Making the decision to start running is a step in the direction of becoming healthier, but starting something new can be daunting, overwhelming and scary. Finding motivation to persevere and commit is possible. If you're new to the sport of running or find yourself in a running rut, benefit from these five tips that will help you find your motivation and reach your goals.
1. Sign up for a race.
The great thing about road races is that once you sign up, you have to run to train for it. It's the only way you can prepare yourself for the race.

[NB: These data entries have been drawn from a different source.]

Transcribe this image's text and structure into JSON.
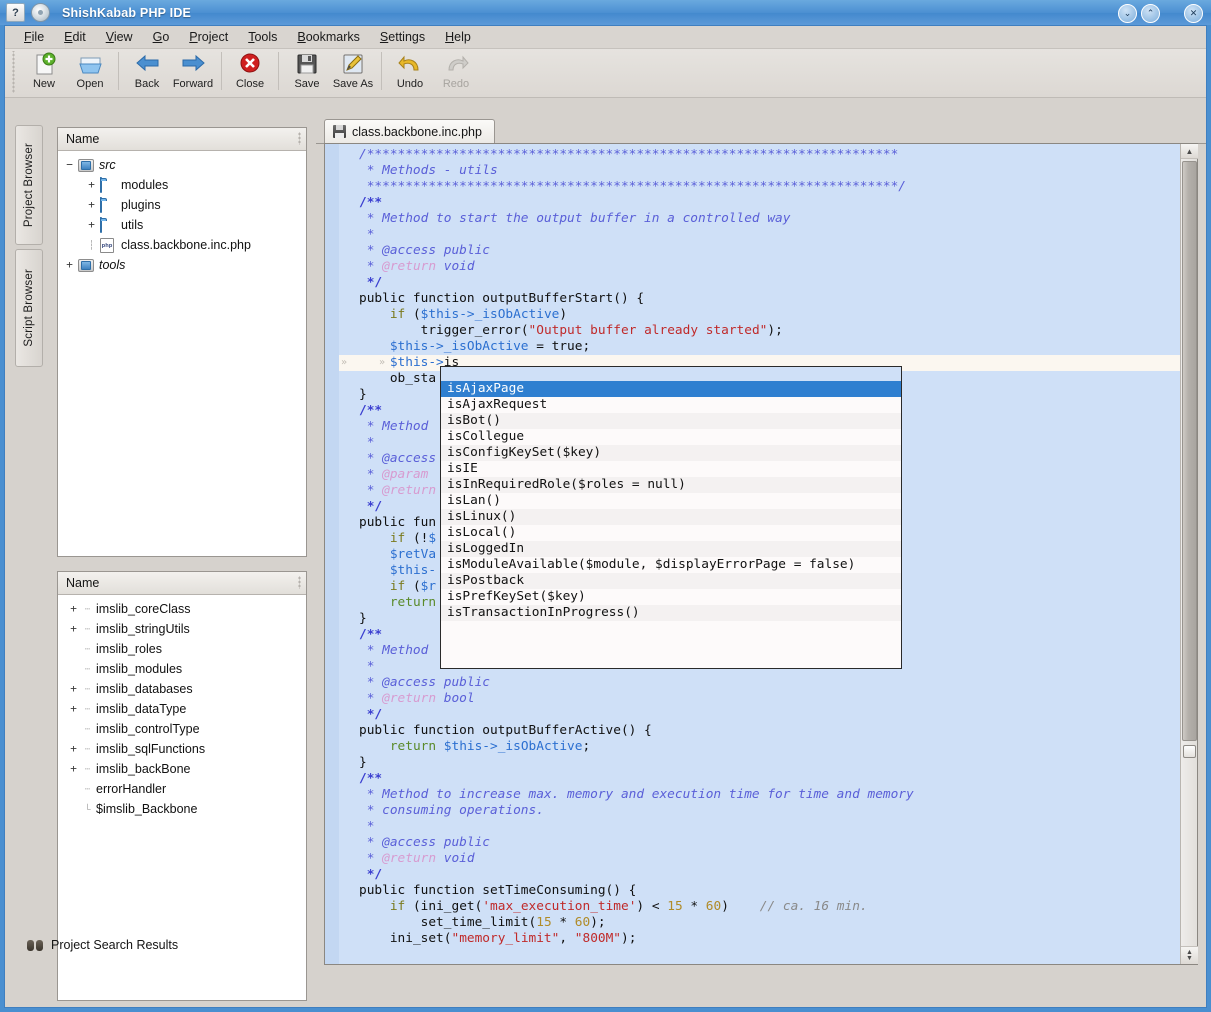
{
  "window": {
    "title": "ShishKabab PHP IDE",
    "controls": [
      {
        "name": "minimize",
        "glyph": "⌄"
      },
      {
        "name": "maximize",
        "glyph": "⌃"
      },
      {
        "name": "close",
        "glyph": "✕"
      }
    ],
    "help_icon": "?"
  },
  "menubar": [
    {
      "label": "File",
      "accel": "F"
    },
    {
      "label": "Edit",
      "accel": "E"
    },
    {
      "label": "View",
      "accel": "V"
    },
    {
      "label": "Go",
      "accel": "G"
    },
    {
      "label": "Project",
      "accel": "P"
    },
    {
      "label": "Tools",
      "accel": "T"
    },
    {
      "label": "Bookmarks",
      "accel": "B"
    },
    {
      "label": "Settings",
      "accel": "S"
    },
    {
      "label": "Help",
      "accel": "H"
    }
  ],
  "toolbar": [
    {
      "label": "New",
      "icon": "new-document-icon",
      "disabled": false
    },
    {
      "label": "Open",
      "icon": "open-folder-icon",
      "disabled": false
    },
    {
      "sep": true
    },
    {
      "label": "Back",
      "icon": "arrow-left-icon",
      "disabled": false
    },
    {
      "label": "Forward",
      "icon": "arrow-right-icon",
      "disabled": false
    },
    {
      "sep": true
    },
    {
      "label": "Close",
      "icon": "close-circle-icon",
      "disabled": false
    },
    {
      "sep": true
    },
    {
      "label": "Save",
      "icon": "floppy-disk-icon",
      "disabled": false
    },
    {
      "label": "Save As",
      "icon": "floppy-pencil-icon",
      "disabled": false
    },
    {
      "sep": true
    },
    {
      "label": "Undo",
      "icon": "undo-arrow-icon",
      "disabled": false
    },
    {
      "label": "Redo",
      "icon": "redo-arrow-icon",
      "disabled": true
    }
  ],
  "side_tabs": [
    {
      "label": "Project Browser"
    },
    {
      "label": "Script Browser"
    }
  ],
  "project_panel": {
    "header": "Name",
    "rows": [
      {
        "indent": 0,
        "exp": "−",
        "icon": "folder-gray",
        "label": "src",
        "italic": true
      },
      {
        "indent": 1,
        "exp": "+",
        "icon": "folder-blue",
        "label": "modules",
        "italic": false
      },
      {
        "indent": 1,
        "exp": "+",
        "icon": "folder-blue",
        "label": "plugins",
        "italic": false
      },
      {
        "indent": 1,
        "exp": "+",
        "icon": "folder-blue",
        "label": "utils",
        "italic": false
      },
      {
        "indent": 1,
        "exp": "",
        "icon": "php-file",
        "label": "class.backbone.inc.php",
        "italic": false
      },
      {
        "indent": 0,
        "exp": "+",
        "icon": "folder-gray",
        "label": "tools",
        "italic": true
      }
    ]
  },
  "script_panel": {
    "header": "Name",
    "rows": [
      {
        "exp": "+",
        "label": "imslib_coreClass"
      },
      {
        "exp": "+",
        "label": "imslib_stringUtils"
      },
      {
        "exp": "",
        "label": "imslib_roles"
      },
      {
        "exp": "",
        "label": "imslib_modules"
      },
      {
        "exp": "+",
        "label": "imslib_databases"
      },
      {
        "exp": "+",
        "label": "imslib_dataType"
      },
      {
        "exp": "",
        "label": "imslib_controlType"
      },
      {
        "exp": "+",
        "label": "imslib_sqlFunctions"
      },
      {
        "exp": "+",
        "label": "imslib_backBone"
      },
      {
        "exp": "",
        "label": "errorHandler"
      },
      {
        "exp": "",
        "label": "$imslib_Backbone"
      }
    ]
  },
  "editor": {
    "tab_label": "class.backbone.inc.php",
    "tab_icon": "floppy-disk-icon"
  },
  "autocomplete": {
    "selected_index": 0,
    "items": [
      "isAjaxPage",
      "isAjaxRequest",
      "isBot()",
      "isCollegue",
      "isConfigKeySet($key)",
      "isIE",
      "isInRequiredRole($roles = null)",
      "isLan()",
      "isLinux()",
      "isLocal()",
      "isLoggedIn",
      "isModuleAvailable($module, $displayErrorPage = false)",
      "isPostback",
      "isPrefKeySet($key)",
      "isTransactionInProgress()"
    ]
  },
  "statusbar": {
    "label": "Project Search Results",
    "icon": "binoculars-icon"
  },
  "colors": {
    "titlebar": "#4a8fd0",
    "editor_bg": "#cfe0f7",
    "current_line": "#fbf7f0",
    "selection": "#2f7fd0",
    "comment": "#5a5fd8",
    "string": "#c02a2a",
    "variable": "#2b6fd0",
    "keyword": "#7a7a1e",
    "number": "#b08b28",
    "return": "#5a8a2a",
    "docblock_tag": "#d79bd0"
  }
}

Once you commit to a road race, the way you think about running changes. Running suddenly has a purpose. If you skip a day because you don't want to run, you're only making it harder on yourself to get to where you need to be on race day. Because of this, you'll make time to run because you'll think of it as training.
2. Get great music.
The hardest part about running is the first step out the door, but giving yourself something to look forward to on the run will make it easier. You know that song that you blast when you hear it on the radio, dance to, download it and upload it onto your iPod? That song should be the first song you hear as you head out the door to go run. Listen to it as much as you want but only listen to it while you're on a run. You'll look forward to hearing the song, and it will make walking out the door 10 times easier.
3. Think short-term.
For running to become part of your lifestyle, it needs to be something you enjoy, not something you worry about. If you tell yourself that you have to run every day for the rest of your life, it will feel impossible and overwhelm you. Things are going to happen that derail your running plans; life will get in the way. That's why it's important to think about today, not the next 1,000 tomorrows.
Focus on the present and what you can do today. If you only have 30 minutes for today's run, then try to go a little faster than you would if you had an hour. If you can't run today, make it a priority to run tomorrow. If you can't run after work, try to run in the morning. Focus on finding a solution to your running speed bumps, and it will feel much easier to make running part of your life.
4. Celebrate your achievement.
Splurge on new running sneakers and you'll feel terrible if you don't use them. If you have running gear that you love, you'll want to put it on and use it. Celebrating your running achievements is a great motivator to reach your running goals, too.
5. Talk about it.
Stand in front of the mirror and repeat this sentence: I am a runner. Did that feel weird? Now try saying it in front of your friends and family. Scary thought, isn't it?
It's scary to tell people that you run, but doing so will help motivate you to stick with it. This sounds silly, but it's true. Telling people makes it official and no longer your secret. But the greatest things happen when you step outside of your comfort zone, so just do it. Tell your friends and family that you run. Once you do, you own it – running is now something you do. Nobody cares how fast or how long you go – just the simple fact that you do it is impressive. They'll ask you about it, so you'll feel compelled to keep running.
Running is something you own, it's your responsibility to keep doing. The more you talk about it, the more pride you'll take in running. You'll want to stick with it because it feels empowering to do something challenging entirely on your own. So start talking.
Every runner is different, but this rings true for everyone: You can achieve any goal you set in front of yourself. Staying motivated to reach your goals is an ongoing battle, and you will struggle from time to time. It's all in your head. Too often we get in the mindset that we can't do something, and we let minor setback stop us from achieving our goals. Don't think too much about running, just get out there and do it. Only you can motivate yourself.race.